Designing Schemas for Business to Business E-Commerce

June 15, 2000

Leigh Dodds

In a fast-paced session at XML Europe, Arofan Gregory, Lead Scientist and Manager of the XML Common Business Library, provided an overview of the role of XML Schemas in e-commerce and gave some guidelines for good design.

The Role of Schemas

In the introduction to his presentation, Arofan Gregory stressed the importance of XML schemas in developing robust, extensible business-to-business (B2B) e-commerce applications. Gregory believed the lack of formal validation in EDI messaging leaves the framework open for "abuse". Custom extensions to standards, leading to "tag bloat", means that frequently the same information can be expressed in multiple ways.

Use of XML brings the key advantage of providing DTD-based validation using generic tools. However, DTDs do not have the data-typing features which are essential for EDI applications. This is an area in which XML schema languages excel, making them an enabler for XML/EDI application design.

Schema languages not only provide the rich data typing associated with ordinary programming languages, but also include the capacity for new types to be defined. This means that typing can be customised for particular application contexts, e.g. to enforce particular number formats, field lengths, etc.

The second key advantage of schema languages is the provision for breaking a schema into separate components. This encourages reuse of existing defintions, leading to a greater chance that interoperability can be achieved.

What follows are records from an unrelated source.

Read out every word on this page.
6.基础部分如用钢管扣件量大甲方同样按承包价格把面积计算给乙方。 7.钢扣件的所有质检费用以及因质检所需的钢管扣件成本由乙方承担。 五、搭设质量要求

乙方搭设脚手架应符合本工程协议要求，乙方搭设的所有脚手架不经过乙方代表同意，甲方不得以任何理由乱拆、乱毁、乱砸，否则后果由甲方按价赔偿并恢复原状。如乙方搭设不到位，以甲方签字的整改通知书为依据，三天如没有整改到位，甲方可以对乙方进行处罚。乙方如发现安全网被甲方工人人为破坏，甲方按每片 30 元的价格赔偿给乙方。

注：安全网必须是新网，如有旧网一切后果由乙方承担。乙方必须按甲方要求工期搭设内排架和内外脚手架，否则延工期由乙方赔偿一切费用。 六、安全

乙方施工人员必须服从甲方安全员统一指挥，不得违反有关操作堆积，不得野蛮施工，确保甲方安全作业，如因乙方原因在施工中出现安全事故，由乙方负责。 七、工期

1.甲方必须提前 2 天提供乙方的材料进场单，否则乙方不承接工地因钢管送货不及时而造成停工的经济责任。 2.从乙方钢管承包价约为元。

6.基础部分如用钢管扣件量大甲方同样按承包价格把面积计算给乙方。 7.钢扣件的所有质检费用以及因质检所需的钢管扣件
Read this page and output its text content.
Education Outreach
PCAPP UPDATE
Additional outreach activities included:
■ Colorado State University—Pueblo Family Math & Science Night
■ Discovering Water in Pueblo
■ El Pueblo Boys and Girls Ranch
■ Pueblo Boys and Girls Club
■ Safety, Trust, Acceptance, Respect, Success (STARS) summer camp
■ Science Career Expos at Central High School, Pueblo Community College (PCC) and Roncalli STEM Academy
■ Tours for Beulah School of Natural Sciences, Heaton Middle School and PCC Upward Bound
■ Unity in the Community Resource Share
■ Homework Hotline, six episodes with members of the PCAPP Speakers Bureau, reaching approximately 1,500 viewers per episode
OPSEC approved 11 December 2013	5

Reuse of schemas definitions was a central theme in Gregory's presentation.

Design Guidelines

Throughout the presentation, and in the accompanying conference paper Gregory provided many useful guidelines for creating well-designed e-commerce schemas. As an example of what not to do, Gregory observed that early efforts to apply XML simply redefined the EDI message using an XML syntax. This yields little advantage as no extra semantics have been added.

Gregory commented that there is a lot to be gained from looking at existing EDI frameworks and standards. EDI applications have been in use for nearly 10 years, so the analysis to define data types has been well-tested in the field. Existing type definitions can be used as a starting point when developing your schemas. The key issue is to get the data types clearly defined and agreed with trading partners. Structural differences are less important, as they can be removed by transformations.

Data types should be defined with extension and refinement in mind. To this end, the core structures should be minimal--additional constraints can be applied though additive refinement of the type. Gregory stressed that subtractive refinement (starting with a complex type definition, and removing unnecessary constraints) is not as useful and difficult to reuse.

The schema itself should be designed from the perspective of the business process, and not a particular application. This gives a greater degree of flexibility and better future-proofing as it makes no assumptions about either who or what will be processing the messages.

As use of XML schemas grows, the potential for reuse expands. Alongside the Common Business Library (xCBL) Gregory highlighted several other efforts worthy of a closer look. BizTalk provides a great repository of schemas, and RosettaNet is an excellent source of information on process and data set analysis. However Gregory singled out ebXML as the activity most likely to yield successful results and close the gap between the XML and EDI communities.

With respect to particular schema languages, Gregory clearly supported the efforts of the W3C Schema Working Group. He also confirmed that while xCBL currently holds schema components in SOX and XDR formats, these will shortly be supplemented with XML Schema definitions.